Herzlichen Dank für Ihre Antwort
Philipp Schaller
Frage beantwortet am
Karin Anderer
Expert*in Kindes- und Erwachsenenschutz
Sehr geehrter Herr Schaller
Gerne gebe ich Ihnen auf die drei Fragen meine Beurteilung ab.
Frage 1:
Die KESB ist Vertragspartnerin und verantwortlich für die Platzierung. Aufgrund der Untersuchungsmaxime ist sie gehalten, sich alle erforderlichen Informationen und Entscheidungsgrundlagen zu beschaffen. Sie hat die minderjährige Person in die Institution A platziert und später in die Institution B umplatziert. Die Beiständin hat keine Kompetenz, die minderjährige Person zu platzieren und sie kann keinen Platzierungsvertrag abschliessen. Die Sozialhilfebehörde ist an den KESB-Entscheid gebunden, auch wenn eine kostenverursachende Umplatzierung erfolgte.
Auch der KESB muss es bewusst sein, dass Umplatzierungen Kosten nach sich ziehen und sie ist - nicht anders als die Sozialhilfebehörden - an das Gebot des sorgsamen Umgangs mit öffentlichen Mitteln gebunden.
Sie müssen sich hier an die KESB wenden und mit ihr den Sachverhalt klären. Die KESB hat ihren Entscheid zu begründen, auch ihre Überlegungen finanzieller Art. Die KOKES empfiehlt, Differenzen zwischen der KESB und der Sozialhilfebehörde im Rahmen von Qualitätszirkeln zu besprechen und beizulegen. Offen bleibt Ihnen auch die Aufsichtsbeschwerde (vgl. Empfehlungen der KOKES vom 24. April 2014, Der Einbezug von Sozialhilfebehörden in die Entscheidfindung der Kindesschutzorgane, abrufbar auf https://www.kokes.ch/assets/pdf/de/dokumentationen/empfehlungen/14_Empfehlungen_Einbezug_SH-Beh__rden_mit_Hinweis_BGer.pdf).
Frage 2:
Warum Sie an der Auskunft zweifeln, ist nicht bekannt. Sie können sich mit Ihren Zweifeln an die Heimaufsicht wenden.
Frage 3:
Ich verstehe Ihre Frage dahingehend, ob ein Heim nur die Anwesenheitstage in Rechnung stellen darf.
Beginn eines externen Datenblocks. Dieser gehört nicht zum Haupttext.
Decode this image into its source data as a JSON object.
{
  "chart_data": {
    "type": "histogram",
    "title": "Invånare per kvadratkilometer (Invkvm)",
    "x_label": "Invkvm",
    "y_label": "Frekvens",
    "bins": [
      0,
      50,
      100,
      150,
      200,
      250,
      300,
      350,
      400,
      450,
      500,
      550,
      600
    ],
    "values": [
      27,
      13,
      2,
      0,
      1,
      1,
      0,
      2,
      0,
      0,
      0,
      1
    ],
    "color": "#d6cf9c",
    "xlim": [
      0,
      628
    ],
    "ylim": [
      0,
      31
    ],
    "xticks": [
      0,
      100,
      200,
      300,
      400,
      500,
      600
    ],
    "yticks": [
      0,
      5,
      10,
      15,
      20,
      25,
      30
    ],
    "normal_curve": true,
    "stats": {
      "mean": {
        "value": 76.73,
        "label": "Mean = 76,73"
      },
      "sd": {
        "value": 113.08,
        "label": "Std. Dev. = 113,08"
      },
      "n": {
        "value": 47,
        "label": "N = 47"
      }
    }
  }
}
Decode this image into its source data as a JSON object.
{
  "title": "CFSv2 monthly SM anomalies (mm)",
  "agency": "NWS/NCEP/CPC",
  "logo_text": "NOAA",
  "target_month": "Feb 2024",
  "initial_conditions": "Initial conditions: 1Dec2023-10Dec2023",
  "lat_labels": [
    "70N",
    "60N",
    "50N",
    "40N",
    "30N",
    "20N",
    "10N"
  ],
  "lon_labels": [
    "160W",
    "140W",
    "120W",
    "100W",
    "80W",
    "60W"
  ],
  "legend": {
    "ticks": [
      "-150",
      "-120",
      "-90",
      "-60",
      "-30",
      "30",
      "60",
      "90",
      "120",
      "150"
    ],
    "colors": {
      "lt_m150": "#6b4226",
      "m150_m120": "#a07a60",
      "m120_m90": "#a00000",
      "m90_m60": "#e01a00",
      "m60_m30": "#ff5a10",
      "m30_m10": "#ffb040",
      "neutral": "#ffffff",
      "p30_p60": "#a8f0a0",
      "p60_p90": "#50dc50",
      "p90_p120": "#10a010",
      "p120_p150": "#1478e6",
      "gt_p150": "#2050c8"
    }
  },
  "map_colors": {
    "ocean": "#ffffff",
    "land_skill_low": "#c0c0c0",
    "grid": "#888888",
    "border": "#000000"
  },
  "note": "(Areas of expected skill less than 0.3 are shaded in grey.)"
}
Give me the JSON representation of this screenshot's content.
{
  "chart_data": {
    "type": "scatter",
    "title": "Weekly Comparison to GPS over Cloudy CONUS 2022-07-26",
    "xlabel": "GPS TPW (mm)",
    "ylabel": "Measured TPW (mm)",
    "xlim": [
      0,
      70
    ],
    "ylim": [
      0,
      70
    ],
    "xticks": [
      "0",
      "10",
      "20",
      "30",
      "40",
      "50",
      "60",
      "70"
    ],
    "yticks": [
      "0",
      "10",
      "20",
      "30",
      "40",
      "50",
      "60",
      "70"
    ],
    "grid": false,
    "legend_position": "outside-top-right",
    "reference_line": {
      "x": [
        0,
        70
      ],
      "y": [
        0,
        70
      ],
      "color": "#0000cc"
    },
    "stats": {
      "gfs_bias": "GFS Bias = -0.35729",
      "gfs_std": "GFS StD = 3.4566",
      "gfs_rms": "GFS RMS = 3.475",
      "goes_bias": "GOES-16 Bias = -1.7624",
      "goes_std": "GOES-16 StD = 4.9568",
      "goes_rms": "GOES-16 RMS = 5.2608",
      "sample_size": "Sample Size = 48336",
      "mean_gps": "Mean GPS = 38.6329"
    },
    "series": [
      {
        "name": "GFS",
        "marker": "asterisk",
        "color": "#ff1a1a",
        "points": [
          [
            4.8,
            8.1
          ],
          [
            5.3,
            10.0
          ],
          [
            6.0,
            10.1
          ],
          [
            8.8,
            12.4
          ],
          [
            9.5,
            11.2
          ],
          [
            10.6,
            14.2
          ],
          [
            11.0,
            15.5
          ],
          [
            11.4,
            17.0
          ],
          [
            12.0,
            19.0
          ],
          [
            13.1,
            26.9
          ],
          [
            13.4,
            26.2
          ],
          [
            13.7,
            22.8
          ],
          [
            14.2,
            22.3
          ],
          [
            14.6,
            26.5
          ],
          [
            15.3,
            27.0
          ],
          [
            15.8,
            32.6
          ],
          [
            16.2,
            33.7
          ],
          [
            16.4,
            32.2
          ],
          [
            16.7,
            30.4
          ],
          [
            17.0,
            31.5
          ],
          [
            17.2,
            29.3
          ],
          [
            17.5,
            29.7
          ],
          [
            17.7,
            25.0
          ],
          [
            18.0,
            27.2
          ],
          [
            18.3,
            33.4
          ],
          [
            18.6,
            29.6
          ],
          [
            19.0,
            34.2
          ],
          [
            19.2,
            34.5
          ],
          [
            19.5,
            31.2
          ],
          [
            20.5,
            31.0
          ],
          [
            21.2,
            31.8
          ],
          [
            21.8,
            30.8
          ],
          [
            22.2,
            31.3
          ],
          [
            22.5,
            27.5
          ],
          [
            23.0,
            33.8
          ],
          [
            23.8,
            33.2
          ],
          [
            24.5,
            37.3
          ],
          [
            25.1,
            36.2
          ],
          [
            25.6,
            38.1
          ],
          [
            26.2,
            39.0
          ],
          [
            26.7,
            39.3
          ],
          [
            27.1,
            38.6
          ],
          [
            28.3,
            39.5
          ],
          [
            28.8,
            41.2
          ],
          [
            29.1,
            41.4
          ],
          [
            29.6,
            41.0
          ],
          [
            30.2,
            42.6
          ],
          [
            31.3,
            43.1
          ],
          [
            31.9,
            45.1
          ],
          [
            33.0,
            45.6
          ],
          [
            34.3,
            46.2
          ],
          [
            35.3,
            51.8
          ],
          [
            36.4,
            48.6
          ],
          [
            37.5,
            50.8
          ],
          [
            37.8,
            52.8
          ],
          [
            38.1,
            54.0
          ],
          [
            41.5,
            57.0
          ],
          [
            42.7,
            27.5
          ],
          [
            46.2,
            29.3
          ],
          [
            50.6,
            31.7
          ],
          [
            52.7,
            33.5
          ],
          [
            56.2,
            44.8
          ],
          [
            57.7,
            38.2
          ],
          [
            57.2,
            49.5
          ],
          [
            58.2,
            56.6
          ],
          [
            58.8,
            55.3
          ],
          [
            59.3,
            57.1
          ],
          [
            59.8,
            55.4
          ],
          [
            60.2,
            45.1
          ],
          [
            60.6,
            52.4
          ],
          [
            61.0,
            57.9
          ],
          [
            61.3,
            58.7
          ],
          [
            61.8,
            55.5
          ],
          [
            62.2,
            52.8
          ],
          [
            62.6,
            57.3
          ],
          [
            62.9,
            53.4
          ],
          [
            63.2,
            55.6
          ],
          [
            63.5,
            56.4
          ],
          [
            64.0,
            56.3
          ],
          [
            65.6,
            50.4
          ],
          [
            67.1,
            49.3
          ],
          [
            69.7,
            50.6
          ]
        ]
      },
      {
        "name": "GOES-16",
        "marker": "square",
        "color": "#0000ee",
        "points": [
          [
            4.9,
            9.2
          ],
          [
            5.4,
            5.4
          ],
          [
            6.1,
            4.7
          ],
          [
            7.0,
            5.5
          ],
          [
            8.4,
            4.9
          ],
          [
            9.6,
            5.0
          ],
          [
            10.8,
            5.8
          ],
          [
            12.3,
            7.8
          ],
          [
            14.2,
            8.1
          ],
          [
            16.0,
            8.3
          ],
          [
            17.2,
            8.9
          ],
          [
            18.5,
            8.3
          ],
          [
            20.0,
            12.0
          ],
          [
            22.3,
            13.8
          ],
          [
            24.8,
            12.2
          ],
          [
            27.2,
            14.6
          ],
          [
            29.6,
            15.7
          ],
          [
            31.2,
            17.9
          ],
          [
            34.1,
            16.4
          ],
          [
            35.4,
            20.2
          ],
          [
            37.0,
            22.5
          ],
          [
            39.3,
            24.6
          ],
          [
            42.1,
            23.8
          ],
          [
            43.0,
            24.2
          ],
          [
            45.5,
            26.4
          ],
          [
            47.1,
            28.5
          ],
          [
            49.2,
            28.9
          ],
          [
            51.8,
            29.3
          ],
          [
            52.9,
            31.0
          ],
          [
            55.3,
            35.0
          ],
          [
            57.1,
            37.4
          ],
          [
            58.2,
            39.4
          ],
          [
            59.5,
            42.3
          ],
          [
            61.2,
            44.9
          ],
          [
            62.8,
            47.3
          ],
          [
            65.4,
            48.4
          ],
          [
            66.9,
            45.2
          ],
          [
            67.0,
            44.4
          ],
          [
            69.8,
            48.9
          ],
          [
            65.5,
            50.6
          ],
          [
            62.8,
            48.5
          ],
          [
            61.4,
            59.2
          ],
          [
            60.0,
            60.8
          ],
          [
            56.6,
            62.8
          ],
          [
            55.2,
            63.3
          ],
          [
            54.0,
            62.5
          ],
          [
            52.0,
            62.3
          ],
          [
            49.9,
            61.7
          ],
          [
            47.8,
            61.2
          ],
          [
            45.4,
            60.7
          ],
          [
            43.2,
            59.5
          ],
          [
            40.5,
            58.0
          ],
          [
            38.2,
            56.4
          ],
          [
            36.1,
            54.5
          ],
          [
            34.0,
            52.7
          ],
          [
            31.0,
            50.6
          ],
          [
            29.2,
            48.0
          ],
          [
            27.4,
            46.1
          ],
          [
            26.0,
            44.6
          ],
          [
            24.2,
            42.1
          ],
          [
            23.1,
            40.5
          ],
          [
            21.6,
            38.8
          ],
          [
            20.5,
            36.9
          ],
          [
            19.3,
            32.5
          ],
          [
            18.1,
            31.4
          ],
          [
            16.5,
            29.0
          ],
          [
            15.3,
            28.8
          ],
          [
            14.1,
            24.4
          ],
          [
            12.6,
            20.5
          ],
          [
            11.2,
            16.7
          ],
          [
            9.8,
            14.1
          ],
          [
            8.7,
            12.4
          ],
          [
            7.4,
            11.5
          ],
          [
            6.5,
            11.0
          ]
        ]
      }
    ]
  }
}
Im Gespräch mit der KESB können Sie klären, was die KESB unternommen hat, um aus dem Vertrag auszusteigen. Das Heim hat das Risiko eines Platzierungsbruchs grundsätzlich nicht zu tragen. Wesentlich sind hier die Vertragsbestimmungen, insbesondere die Kündigungsbestimmungen.
Ich hoffe, die Angaben helfen Ihnen weiter.